A 19-year-old Waipahu man, arrested on suspicion of second-degree murder, remained in police custody Tuesday at a hospital where he was taken for a mental evaluation. He has not been charged. Police arrested him at about 7:30 a.m. Monday on suspicion of second-degree murder and a $5,000 warrant.
On Tuesday the Honolulu Medical Examiner’s Office identified a homicide victim as Riley Meade, 48, of Kalihi. Meade, who had heart disease, died after his heart stopped beating during a violent struggle, the office said. His death was ruled a homicide.
Police said Meade and the suspect were fighting in the parking lot of Aloha Island Mart at North School Street and Kamehameha IV Road in Kalihi before 5 a.m. Monday, and Meade was taken with head injuries to a hospital where he died.

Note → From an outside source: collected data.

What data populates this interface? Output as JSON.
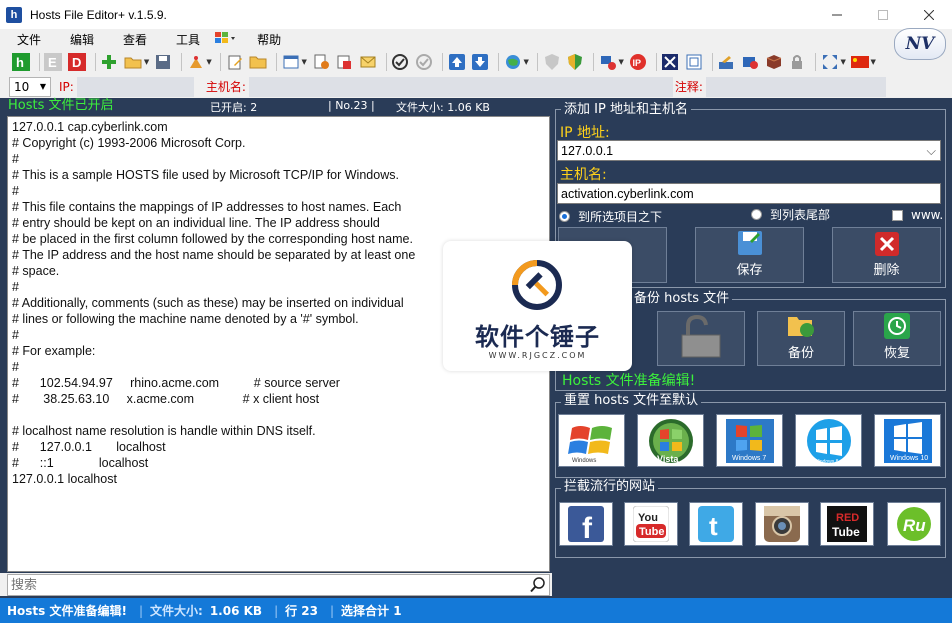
{
  "window": {
    "title": "Hosts File Editor+ v.1.5.9.",
    "app_icon_text": "h"
  },
  "menu": [
    {
      "label": "文件"
    },
    {
      "label": "编辑"
    },
    {
      "label": "查看"
    },
    {
      "label": "工具"
    },
    {
      "label": "帮助"
    }
  ],
  "brand_logo": "NV",
  "filter": {
    "count": "10",
    "ip_label": "IP:",
    "host_label": "主机名:",
    "note_label": "注释:"
  },
  "info": {
    "status": "Hosts 文件已开启",
    "enabled": "已开启: 2",
    "line_no": "| No.23 |",
    "file_size": "文件大小: 1.06 KB"
  },
  "editor_lines": [
    "127.0.0.1 cap.cyberlink.com",
    "# Copyright (c) 1993-2006 Microsoft Corp.",
    "#",
    "# This is a sample HOSTS file used by Microsoft TCP/IP for Windows.",
    "#",
    "# This file contains the mappings of IP addresses to host names. Each",
    "# entry should be kept on an individual line. The IP address should",
    "# be placed in the first column followed by the corresponding host name.",
    "# The IP address and the host name should be separated by at least one",
    "# space.",
    "#",
    "# Additionally, comments (such as these) may be inserted on individual",
    "# lines or following the machine name denoted by a '#' symbol.",
    "#",
    "# For example:",
    "#",
    "#      102.54.94.97     rhino.acme.com          # source server",
    "#       38.25.63.10     x.acme.com              # x client host",
    "",
    "# localhost name resolution is handle within DNS itself.",
    "#      127.0.0.1       localhost",
    "#      ::1             localhost",
    "127.0.0.1 localhost"
  ],
  "search": {
    "placeholder": "搜索"
  },
  "add_group": {
    "title": "添加 IP 地址和主机名",
    "ip_label": "IP 地址:",
    "ip_value": "127.0.0.1",
    "host_label": "主机名:",
    "host_value": "activation.cyberlink.com",
    "radio_selected": "到所选项目之下",
    "radio_end": "到列表尾部",
    "www_label": "www.",
    "save_label": "保存",
    "delete_label": "删除"
  },
  "backup_group": {
    "title": "备份 hosts 文件",
    "backup_label": "备份",
    "restore_label": "恢复",
    "message": "Hosts 文件准备编辑!"
  },
  "reset_group": {
    "title": "重置 hosts 文件至默认",
    "os": [
      {
        "name": "windows-xp-icon",
        "label": "Windows"
      },
      {
        "name": "windows-vista-icon",
        "label": "Vista"
      },
      {
        "name": "windows-7-icon",
        "label": "Windows 7"
      },
      {
        "name": "windows-8-icon",
        "label": "Windows 8"
      },
      {
        "name": "windows-10-icon",
        "label": "Windows 10"
      }
    ]
  },
  "block_group": {
    "title": "拦截流行的网站",
    "sites": [
      {
        "name": "facebook-icon",
        "glyph": "f"
      },
      {
        "name": "youtube-icon",
        "glyph": "You Tube"
      },
      {
        "name": "twitter-icon",
        "glyph": "t"
      },
      {
        "name": "instagram-icon",
        "glyph": ""
      },
      {
        "name": "redtube-icon",
        "glyph": "RED Tube"
      },
      {
        "name": "rutube-icon",
        "glyph": "Ru"
      }
    ]
  },
  "statusbar": {
    "message": "Hosts 文件准备编辑!",
    "size_label": "文件大小:",
    "size_value": "1.06 KB",
    "line": "行 23",
    "selection": "选择合计 1"
  },
  "watermark": {
    "title": "软件个锤子",
    "url": "WWW.RJGCZ.COM"
  },
  "colors": {
    "panel_bg": "#2a3c58",
    "status_green": "#3cf03c",
    "label_yellow": "#ffd21a",
    "statusbar_blue": "#1479d8",
    "filter_red": "#d40000"
  }
}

Police chased the suspect to the Gulick Avenue bridge over the H-1 freeway, where he stopped on the edge of the overpass. Officers talked with him while all Ewa-bound lanes of the H-1 were closed. The officers later wrestled the man to the ground and took him into custody. The freeway’s Ewa-bound lanes were closed for nearly an hour.

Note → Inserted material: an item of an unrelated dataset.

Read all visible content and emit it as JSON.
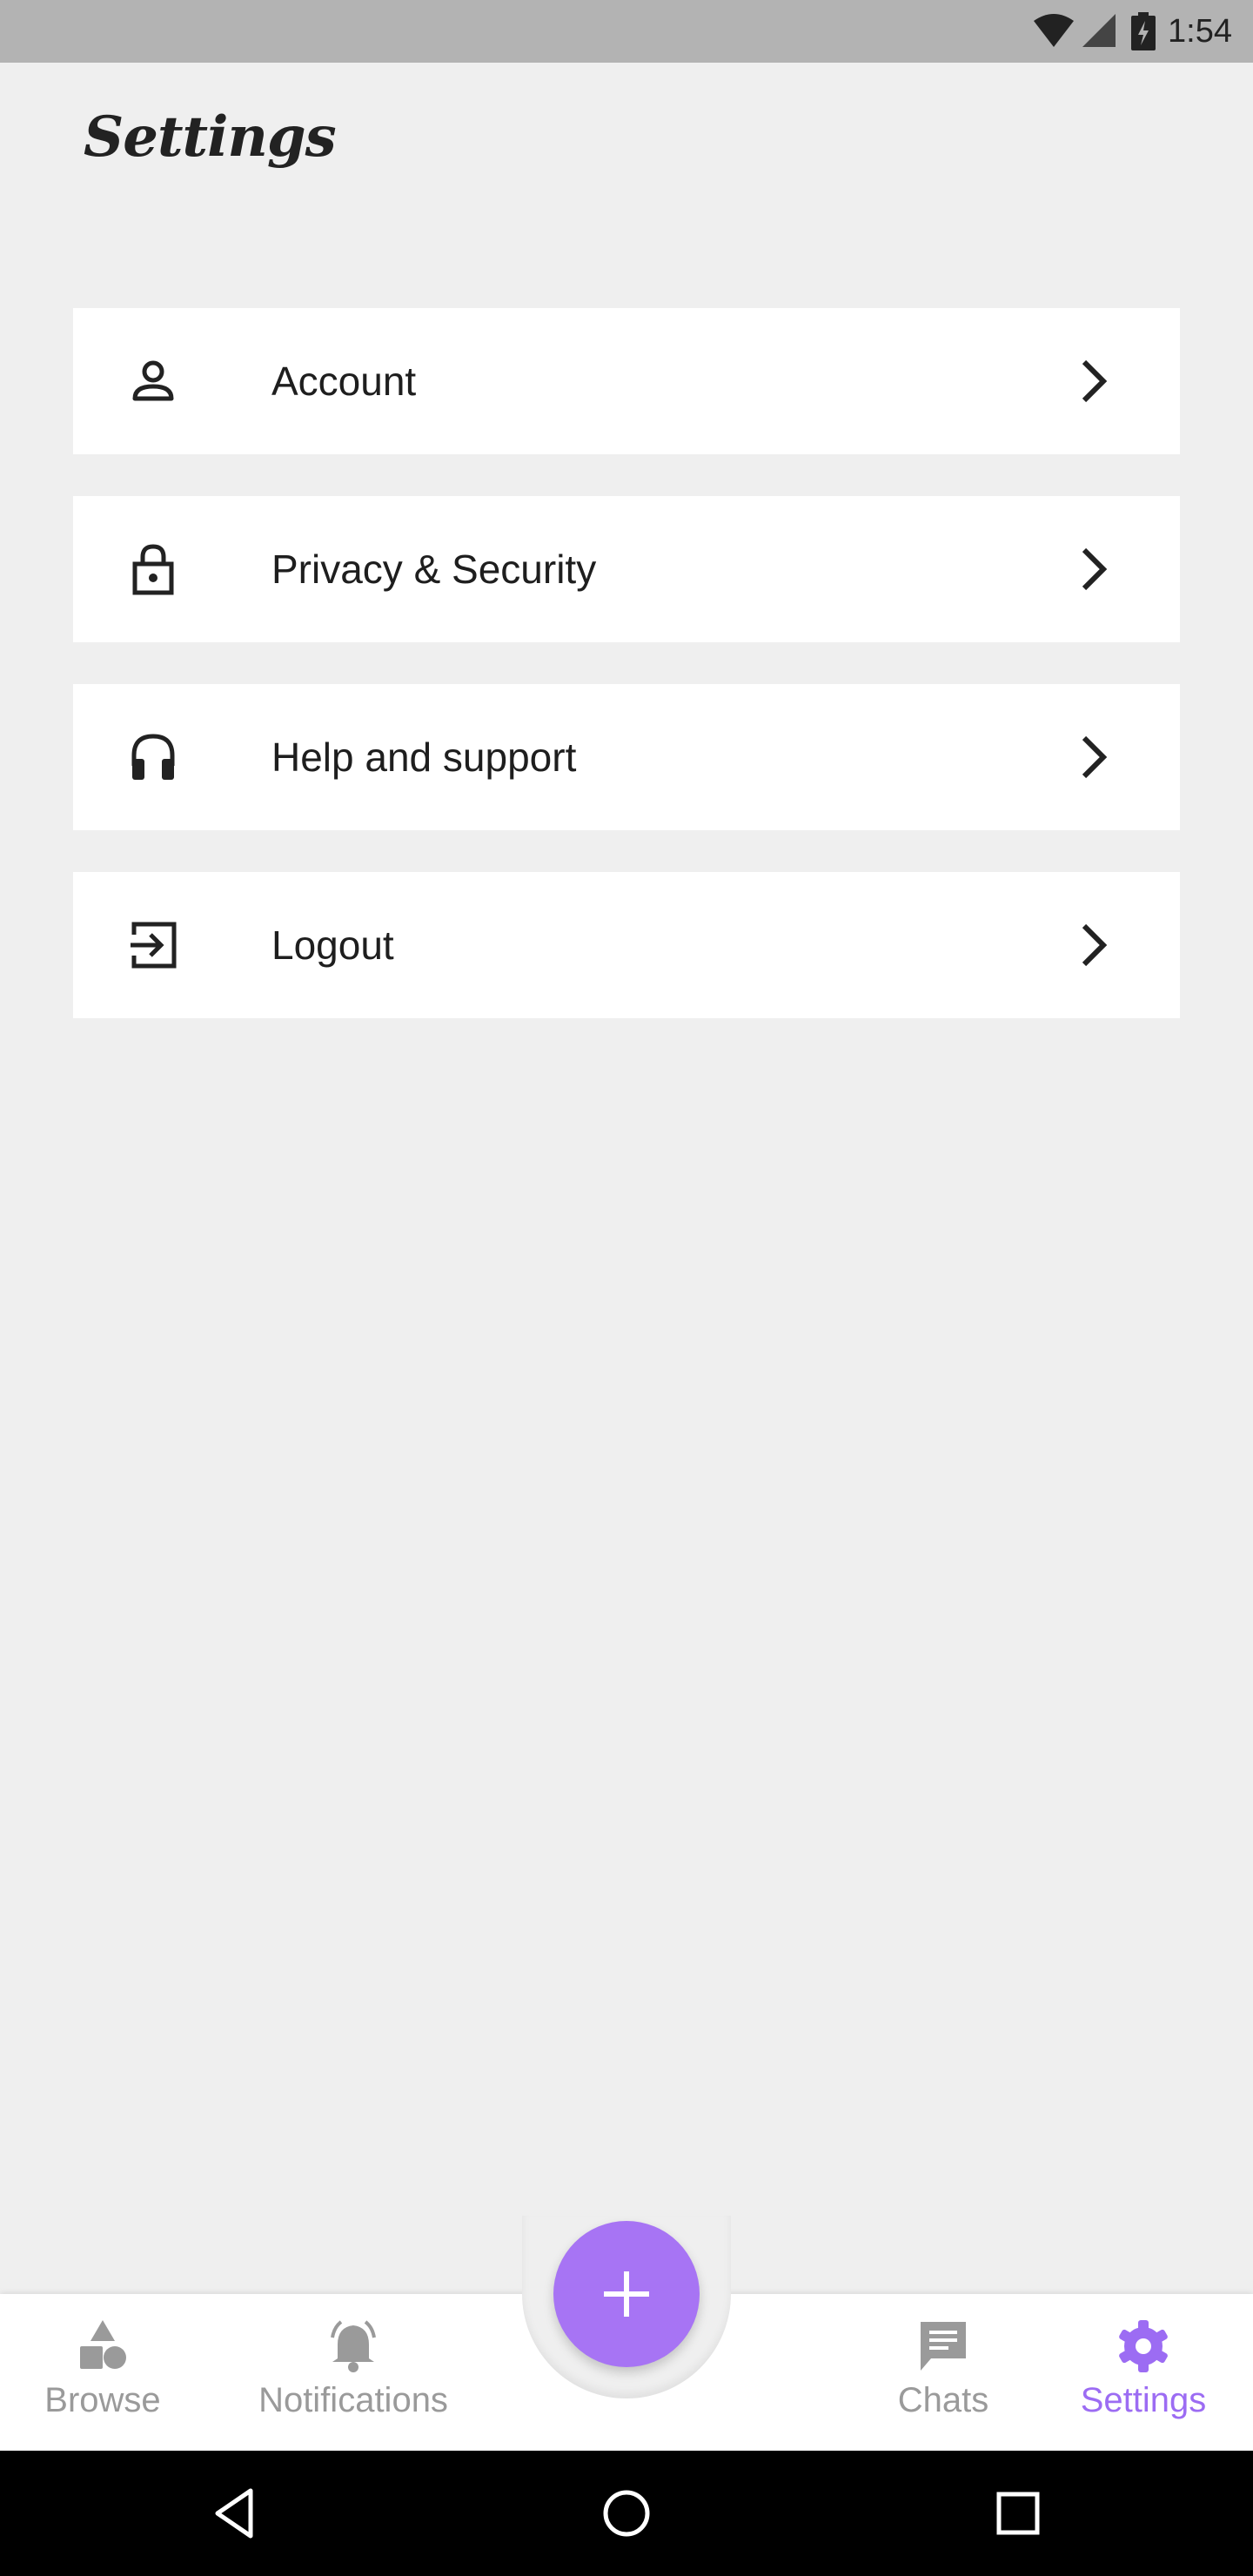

Baldwin, the Honolulu police training academy commander, said that in the past year police have significantly stepped up recruit training for dealing with people in crisis because of a rise in cases related to mental illness, both locally and nationally.
Recruits now go through 24 hours of crisis training over three days. Previously, they underwent three hours. Officers also undergo a three-hour annual refresher course, which began in 2007.

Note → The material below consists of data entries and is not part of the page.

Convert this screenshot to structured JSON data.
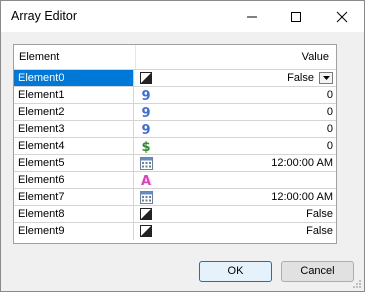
{
  "window": {
    "title": "Array Editor"
  },
  "grid": {
    "headers": {
      "name": "Element",
      "value": "Value"
    },
    "rows": [
      {
        "name": "Element0",
        "icon": "boolean-icon",
        "value": "False",
        "selected": true,
        "dropdown": true
      },
      {
        "name": "Element1",
        "icon": "integer-icon",
        "value": "0"
      },
      {
        "name": "Element2",
        "icon": "integer-icon",
        "value": "0"
      },
      {
        "name": "Element3",
        "icon": "integer-icon",
        "value": "0"
      },
      {
        "name": "Element4",
        "icon": "currency-icon",
        "value": "0"
      },
      {
        "name": "Element5",
        "icon": "calendar-icon",
        "value": "12:00:00 AM"
      },
      {
        "name": "Element6",
        "icon": "string-icon",
        "value": ""
      },
      {
        "name": "Element7",
        "icon": "calendar-icon",
        "value": "12:00:00 AM"
      },
      {
        "name": "Element8",
        "icon": "boolean-icon",
        "value": "False"
      },
      {
        "name": "Element9",
        "icon": "boolean-icon",
        "value": "False"
      }
    ]
  },
  "buttons": {
    "ok": "OK",
    "cancel": "Cancel"
  },
  "colors": {
    "selection": "#0078d7",
    "integer": "#3a6fd8",
    "currency": "#2e8b2e",
    "string": "#e040c0"
  }
}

Baldwin said the training teaches officers how to deal with someone behaving psychotically, contemplating suicide or going through a traumatic episode, such as a substance-induced psychosis.
The officers are taught there is no time limit for resolving such situations. Rather, they focus on de-escalating an incident by establishing a rapport with the suspect while assessing body language and speech, and maintaining eye contact, Baldwin said.
He said officers also must be ready to react when conditions change, as in Monday’s incident when officers pulled the man from the outside of the railing back onto the bridge.
Responding officers will designate a contact officer to establish a dialogue and a “cover officer” to monitor the scene for public and officer safety.
The training, Baldwin said, helps officers protect the lives of those in crisis. He cited a 2008 incident in New York in which a police officer used a stun gun on a distraught man who then fell from a building ledge and died.
“We don’t want that to happen,” Baldwin said. “We show restraint, and again we want to develop that rapport … and de-escalate.”